Menurut dia, jauh lebih mudah untuk membuat mereka mengikuti aturan dengan bujukan yang lembut, bukan dengan paksaan. “Iran telah bergulat selama 43 tahun terakhir dengan pembentukan negara Islam. Jika mereka memberi Iran pilihan, jilbab tidak akan menjadi masalah hari ini. Rezim itu menyebabkan orang-orang muda membenci Islam mereka; seharusnya tidak demikian. Itu karena semua dilaksanakan dengan paksa.”

Intervensi Khamenei dalam sebuah pesan kepada para pemuda diharapkan bisa menenangkan keadaan. Tetapi kali ini kata-kata Pemimpin Tertinggi itu justru telah memicu kerusuhan lebih lanjut. “Kerusuhan yang tersebar ini adalah rancangan musuh yang pasif dan kikuk melawan perkembangan dan gerakan besar dan inovatif bangsa Iran. Kami membuat gerakan besar dalam waktu singkat, yang 180 derajat berlawanan dengan kebijakan arogansi global, dan mereka dipaksa untuk bereaksi,” kata sumber saya, mengacu pada AS dan kekuatan Barat lainnya.

Protes mungkin lebih kecil daripada tahun 2009, tetapi mereka yang menjalankan rezim di Teheran harus bangun dan mulai mendengarkan generasi baru Iran ini. Jika tidak, mereka menghadapi prospek yang sangat nyata dari jenis konsekuensi yang menyebabkan jutaan orang di Irak dan Suriah terbunuh dalam dua perang yang paling sia-sia dan merusak di wilayah tersebut.

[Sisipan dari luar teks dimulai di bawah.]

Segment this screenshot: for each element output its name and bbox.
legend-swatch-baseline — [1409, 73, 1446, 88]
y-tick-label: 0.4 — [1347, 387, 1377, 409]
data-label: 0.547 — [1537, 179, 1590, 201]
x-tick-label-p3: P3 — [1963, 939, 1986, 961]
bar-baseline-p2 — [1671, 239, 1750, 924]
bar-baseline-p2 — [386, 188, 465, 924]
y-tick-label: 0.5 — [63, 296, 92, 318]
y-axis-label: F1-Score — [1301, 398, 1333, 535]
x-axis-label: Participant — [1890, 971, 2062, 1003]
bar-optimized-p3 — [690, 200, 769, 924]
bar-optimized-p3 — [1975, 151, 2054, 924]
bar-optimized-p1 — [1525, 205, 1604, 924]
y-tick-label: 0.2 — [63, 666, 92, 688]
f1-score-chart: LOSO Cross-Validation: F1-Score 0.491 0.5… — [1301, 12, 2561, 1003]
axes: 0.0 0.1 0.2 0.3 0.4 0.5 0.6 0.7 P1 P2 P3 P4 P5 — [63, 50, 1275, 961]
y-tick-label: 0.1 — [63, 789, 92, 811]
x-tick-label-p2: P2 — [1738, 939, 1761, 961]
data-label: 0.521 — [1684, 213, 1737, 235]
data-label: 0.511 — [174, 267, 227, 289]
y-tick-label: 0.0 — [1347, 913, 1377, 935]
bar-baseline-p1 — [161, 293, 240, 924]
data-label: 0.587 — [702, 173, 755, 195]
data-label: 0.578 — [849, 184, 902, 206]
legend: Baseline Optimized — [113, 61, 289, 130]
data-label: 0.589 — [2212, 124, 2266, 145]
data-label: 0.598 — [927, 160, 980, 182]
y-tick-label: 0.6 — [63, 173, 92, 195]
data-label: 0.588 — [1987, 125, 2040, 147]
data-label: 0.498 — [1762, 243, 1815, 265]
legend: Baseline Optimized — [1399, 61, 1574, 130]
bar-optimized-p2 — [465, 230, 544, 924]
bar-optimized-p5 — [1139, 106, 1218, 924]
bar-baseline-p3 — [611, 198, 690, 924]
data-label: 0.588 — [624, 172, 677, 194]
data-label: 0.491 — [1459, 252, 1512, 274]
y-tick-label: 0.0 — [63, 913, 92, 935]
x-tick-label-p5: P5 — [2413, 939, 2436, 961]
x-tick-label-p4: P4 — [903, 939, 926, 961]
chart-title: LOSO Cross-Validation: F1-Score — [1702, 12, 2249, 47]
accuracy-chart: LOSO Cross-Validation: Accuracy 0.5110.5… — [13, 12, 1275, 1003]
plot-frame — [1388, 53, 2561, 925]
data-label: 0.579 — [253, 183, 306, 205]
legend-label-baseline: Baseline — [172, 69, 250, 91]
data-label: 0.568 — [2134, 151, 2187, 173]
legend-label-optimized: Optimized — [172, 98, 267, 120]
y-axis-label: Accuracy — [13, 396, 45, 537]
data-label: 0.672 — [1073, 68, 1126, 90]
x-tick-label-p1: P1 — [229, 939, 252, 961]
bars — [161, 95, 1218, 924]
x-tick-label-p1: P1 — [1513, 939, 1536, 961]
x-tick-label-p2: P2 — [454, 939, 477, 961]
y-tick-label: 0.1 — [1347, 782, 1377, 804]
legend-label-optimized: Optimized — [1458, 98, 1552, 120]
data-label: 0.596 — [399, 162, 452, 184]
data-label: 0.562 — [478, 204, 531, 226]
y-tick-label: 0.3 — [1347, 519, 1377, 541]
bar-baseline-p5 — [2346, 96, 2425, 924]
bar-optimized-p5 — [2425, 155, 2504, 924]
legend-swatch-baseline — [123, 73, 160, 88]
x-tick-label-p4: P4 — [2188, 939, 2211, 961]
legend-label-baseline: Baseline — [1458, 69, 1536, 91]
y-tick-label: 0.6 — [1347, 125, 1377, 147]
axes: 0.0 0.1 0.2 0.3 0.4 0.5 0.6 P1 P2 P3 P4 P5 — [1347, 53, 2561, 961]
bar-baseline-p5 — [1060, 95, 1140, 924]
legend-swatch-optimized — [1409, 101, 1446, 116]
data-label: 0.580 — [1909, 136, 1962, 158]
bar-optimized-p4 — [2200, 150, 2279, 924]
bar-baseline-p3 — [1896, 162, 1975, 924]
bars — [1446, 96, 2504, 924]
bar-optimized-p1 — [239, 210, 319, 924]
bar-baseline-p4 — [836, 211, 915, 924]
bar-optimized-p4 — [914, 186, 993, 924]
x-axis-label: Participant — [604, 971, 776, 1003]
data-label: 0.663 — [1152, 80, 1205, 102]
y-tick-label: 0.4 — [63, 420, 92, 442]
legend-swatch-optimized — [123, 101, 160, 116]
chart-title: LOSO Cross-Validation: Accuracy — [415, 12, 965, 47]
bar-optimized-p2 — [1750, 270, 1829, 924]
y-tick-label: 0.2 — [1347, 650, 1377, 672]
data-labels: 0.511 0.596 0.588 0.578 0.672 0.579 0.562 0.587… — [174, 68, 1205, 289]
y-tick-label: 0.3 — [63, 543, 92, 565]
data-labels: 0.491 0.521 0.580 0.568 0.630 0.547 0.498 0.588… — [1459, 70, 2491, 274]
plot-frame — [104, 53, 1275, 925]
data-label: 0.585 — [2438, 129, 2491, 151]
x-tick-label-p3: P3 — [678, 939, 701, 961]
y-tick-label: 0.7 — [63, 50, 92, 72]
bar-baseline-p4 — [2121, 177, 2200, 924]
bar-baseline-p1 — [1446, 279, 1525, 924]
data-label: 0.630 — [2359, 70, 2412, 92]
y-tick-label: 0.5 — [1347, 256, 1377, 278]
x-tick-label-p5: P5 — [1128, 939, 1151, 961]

Cukup jelas bahwa elemen egois diaspora Iran tidak peduli tentang apa yang terjadi di dalam negeri. Jika tidak, mereka akan menemukan solusi mereka sendiri saat ini. Yang kita dapatkan dari mereka hanyalah penundaan selama empat dekade.

Apakah salah jika memberi orang Iran pilihan atas hijab dan membubarkan polisi agama yang memecah belah? Atau membebaskan semua tahanan politik, termasuk jurnalis dan memberi mereka sesuatu yang positif untuk ditulis?

Al-Qur’an dalam Surat Al-Baqarah ayat 256, menegaskan bahwa,”Tidak ada paksaan dalam agama.” Ini tentu saja membuat gagasan tentang kekuatan “polisi agama” menjadi tidak Islami. Teheran harus memperhatikan hal ini dan mengurangi tekanan pada kaum muda Iran. Ini tentu tidak akan menjadi akhir dunia, bahkan bisa jadi mengarah pada pelonggaran atau bahkan akhir sanksi. Dan siapa yang tidak menginginkan itu? [middleeastmonitor.com]

*Yvonne Ridley, seorang jurnalis, penulis, dan politisi Inggris. Menjadi Muslimah setelah diculik Taliban pada tahun 2001. setelah peristiwa 9/11 sebelum dimulainya pendudukan sekutu pimpinan AS.